The new research involved drawing together evidence from more than 100 climate change studies, many of which were conducted since the last major IPCC report in 2007.

It showed that, on a global scale, predictions made about the effects of greenhouse gas emissions match actual trends seen over the past 50 years.

Since 1980, average global temperature has increased by about 0.5˚C. Currently, the Earth is getting warmer at the rate of around 0.16˚C per decade.

These trends are reflected in recent measurements from deep below the surface of the oceans. In all the large ocean basins - the Atlantic, Pacific and Indian - the same warming pattern is seen.

"Over 80 per cent of the heat trapped in the climate system, as related to greenhouse gases, is being exported into the oceans, and we can see that happening," said Dr Stott.

Warmer temperatures had led to more evaporation from the surface of the oceans, most noticeably in the sub-tropical Atlantic, he said. As a result, the sea was getting saltier.

Evaporation in turn affected humidity and rainfall. The atmosphere was getting more humid, as climate models had predicted, and amplifying the water cycle.

What this meant was that more rain was falling in high and low latitudes and less in topical and sub-tropical regions around the equator.

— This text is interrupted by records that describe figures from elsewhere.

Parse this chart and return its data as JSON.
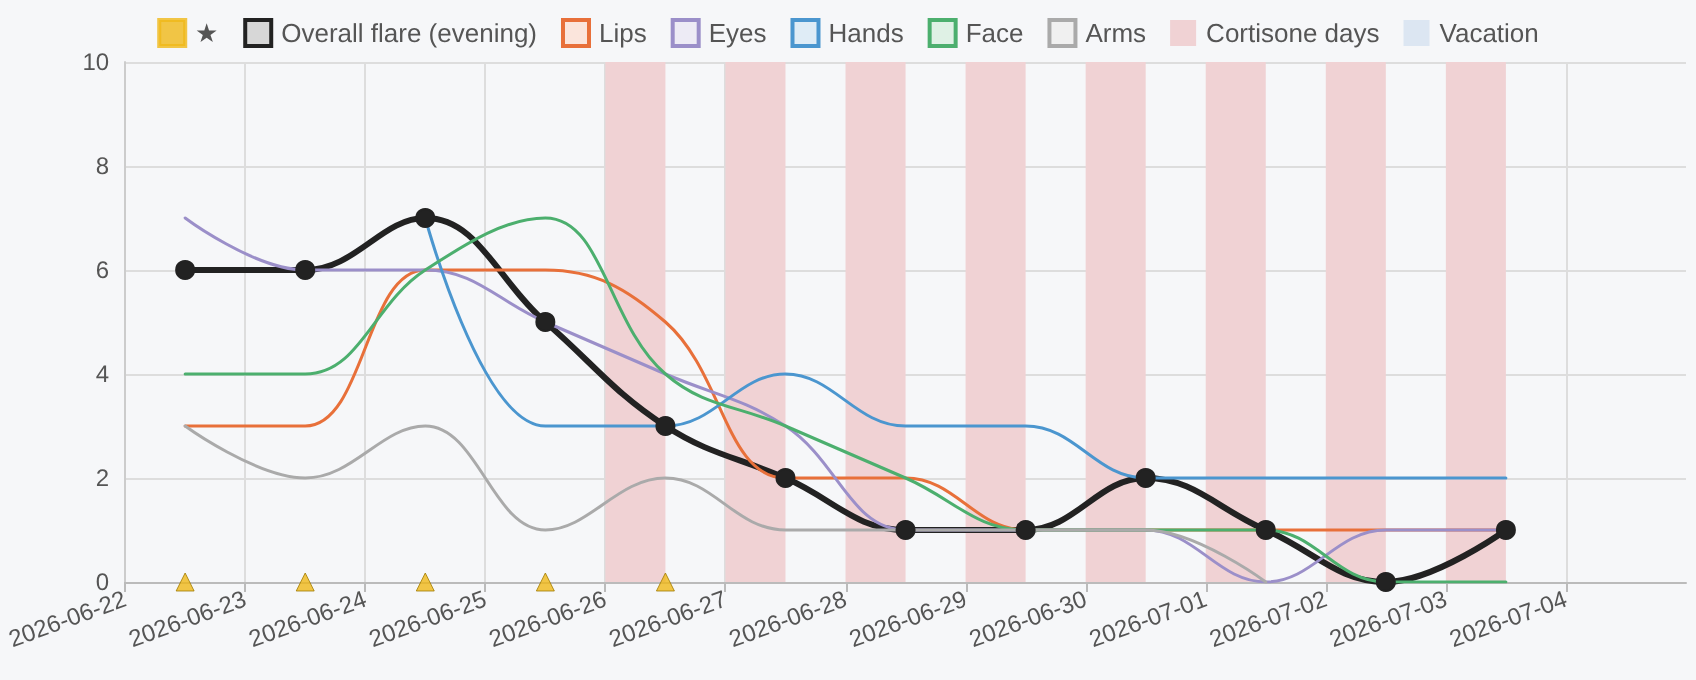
{
  "chart_data": {
    "type": "line",
    "x": [
      "2026-06-22T12:00",
      "2026-06-23T12:00",
      "2026-06-24T12:00",
      "2026-06-25T12:00",
      "2026-06-26T12:00",
      "2026-06-27T12:00",
      "2026-06-28T12:00",
      "2026-06-29T12:00",
      "2026-06-30T12:00",
      "2026-07-01T12:00",
      "2026-07-02T12:00",
      "2026-07-03T12:00"
    ],
    "series": [
      {
        "name": "★",
        "type": "scatter",
        "marker": "triangle",
        "color": "#f0b818",
        "values": [
          0,
          0,
          0,
          0,
          0,
          null,
          null,
          null,
          null,
          null,
          null,
          null
        ]
      },
      {
        "name": "Overall flare (evening)",
        "color": "#222222",
        "marker": "circle",
        "values": [
          6,
          6,
          7,
          5,
          3,
          2,
          1,
          1,
          2,
          1,
          0,
          1
        ]
      },
      {
        "name": "Lips",
        "color": "#e8703a",
        "values": [
          3,
          3,
          6,
          6,
          5,
          2,
          2,
          1,
          1,
          1,
          1,
          1
        ]
      },
      {
        "name": "Eyes",
        "color": "#9b8fc9",
        "values": [
          7,
          6,
          6,
          5,
          4,
          3,
          1,
          1,
          1,
          0,
          1,
          1
        ]
      },
      {
        "name": "Hands",
        "color": "#4b96cf",
        "values": [
          null,
          null,
          7,
          3,
          3,
          4,
          3,
          3,
          2,
          2,
          2,
          2
        ]
      },
      {
        "name": "Face",
        "color": "#4caf6e",
        "values": [
          4,
          4,
          6,
          7,
          4,
          3,
          2,
          1,
          1,
          1,
          0,
          0
        ]
      },
      {
        "name": "Arms",
        "color": "#aaaaaa",
        "values": [
          3,
          2,
          3,
          1,
          2,
          1,
          1,
          1,
          1,
          0,
          null,
          null
        ]
      },
      {
        "name": "Vacation",
        "type": "area",
        "color": "#dce6f2",
        "values": [
          null,
          null,
          null,
          null,
          null,
          null,
          null,
          null,
          null,
          null,
          null,
          null
        ]
      }
    ],
    "bands": [
      {
        "axis": "x",
        "from": "2026-06-26",
        "to": "2026-06-26T12:00",
        "label": "Cortisone days",
        "color": "#f0d2d4"
      },
      {
        "axis": "x",
        "from": "2026-06-27",
        "to": "2026-06-27T12:00",
        "color": "#f0d2d4"
      },
      {
        "axis": "x",
        "from": "2026-06-28",
        "to": "2026-06-28T12:00",
        "color": "#f0d2d4"
      },
      {
        "axis": "x",
        "from": "2026-06-29",
        "to": "2026-06-29T12:00",
        "color": "#f0d2d4"
      },
      {
        "axis": "x",
        "from": "2026-06-30",
        "to": "2026-06-30T12:00",
        "color": "#f0d2d4"
      },
      {
        "axis": "x",
        "from": "2026-07-01",
        "to": "2026-07-01T12:00",
        "color": "#f0d2d4"
      },
      {
        "axis": "x",
        "from": "2026-07-02",
        "to": "2026-07-02T12:00",
        "color": "#f0d2d4"
      },
      {
        "axis": "x",
        "from": "2026-07-03",
        "to": "2026-07-03T12:00",
        "color": "#f0d2d4"
      }
    ],
    "xlim": [
      "2026-06-22",
      "2026-07-05"
    ],
    "xticks": [
      "2026-06-22",
      "2026-06-23",
      "2026-06-24",
      "2026-06-25",
      "2026-06-26",
      "2026-06-27",
      "2026-06-28",
      "2026-06-29",
      "2026-06-30",
      "2026-07-01",
      "2026-07-02",
      "2026-07-03",
      "2026-07-04"
    ],
    "ylim": [
      0,
      10
    ],
    "yticks": [
      0,
      2,
      4,
      6,
      8,
      10
    ],
    "grid": true,
    "legend": "top",
    "line_style": "solid"
  }
}
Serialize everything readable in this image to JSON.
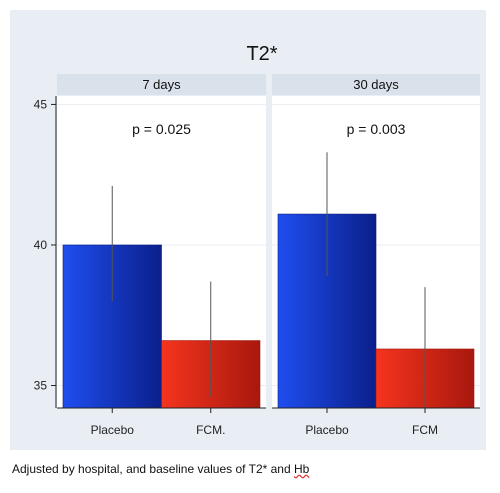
{
  "chart_data": {
    "type": "bar",
    "title": "T2*",
    "ylim": [
      34.2,
      45.3
    ],
    "yticks": [
      35,
      40,
      45
    ],
    "grid": true,
    "colors": {
      "Placebo": "#1a3fd6",
      "FCM": "#e8301e"
    },
    "panels": [
      {
        "label": "7 days",
        "pvalue_label": "p = 0.025",
        "categories": [
          "Placebo",
          "FCM."
        ],
        "values": [
          40.0,
          36.6
        ],
        "ci_low": [
          38.0,
          34.6
        ],
        "ci_high": [
          42.1,
          38.7
        ]
      },
      {
        "label": "30 days",
        "pvalue_label": "p = 0.003",
        "categories": [
          "Placebo",
          "FCM"
        ],
        "values": [
          41.1,
          36.3
        ],
        "ci_low": [
          38.9,
          34.2
        ],
        "ci_high": [
          43.3,
          38.5
        ]
      }
    ]
  },
  "caption": {
    "text": "Adjusted by hospital, and baseline values of T2* and ",
    "hb": "Hb"
  }
}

"The whole of the water cycle is changing," said Dr Stott, speaking at the Science Media Centre in London. "Wetter regions are getting wetter and dry regions are getting drier."

The study found that natural forces such as volcanic eruptions and cyclical changes in the brightness of the Sun could not explain what was happening to the world's climate, he said. For example, solar heating would have warmed both upper and lower layers of the atmosphere, the stratosphere and troposphere. But what was seen was that the stratosphere had cooled while the troposphere had warmed.

Warming due to Sun would also have caused temperatures to increase more rapidly early than late in the 20th century - the reverse of what actually occurred.

Asked if the new research would help to silence the doubters who question man-made climate change, Dr Stott said: "I just hope people will make up their minds informed by the scientific evidence."

He added: "The science reveals a consistent picture of global change that clearly bears the fingerprint of man-made greenhouse gas emissions.

"This shows the evidence of climate change has gone beyond temperature increases - it is now visible across our climate system and all regions of the planet. Our climate is changing now and it's very likely human activity is to blame."

Summer minimum levels of Arctic sea-ice were declining at a rate of 600,000 square kilometres per decade, an area about the size of Madagascar, studies showed.

In the Antarctic there had been a small increase in sea ice extent since satellite records began in 1978. This was consistent with the combined effects of greenhouse gas increases and reductions in the ozone layer.

Over the past 100 years, global temperatures had increased by about 0.75˚C, said the scientists. The last 10 years had been the warmest on record, with human influence detected on every continent.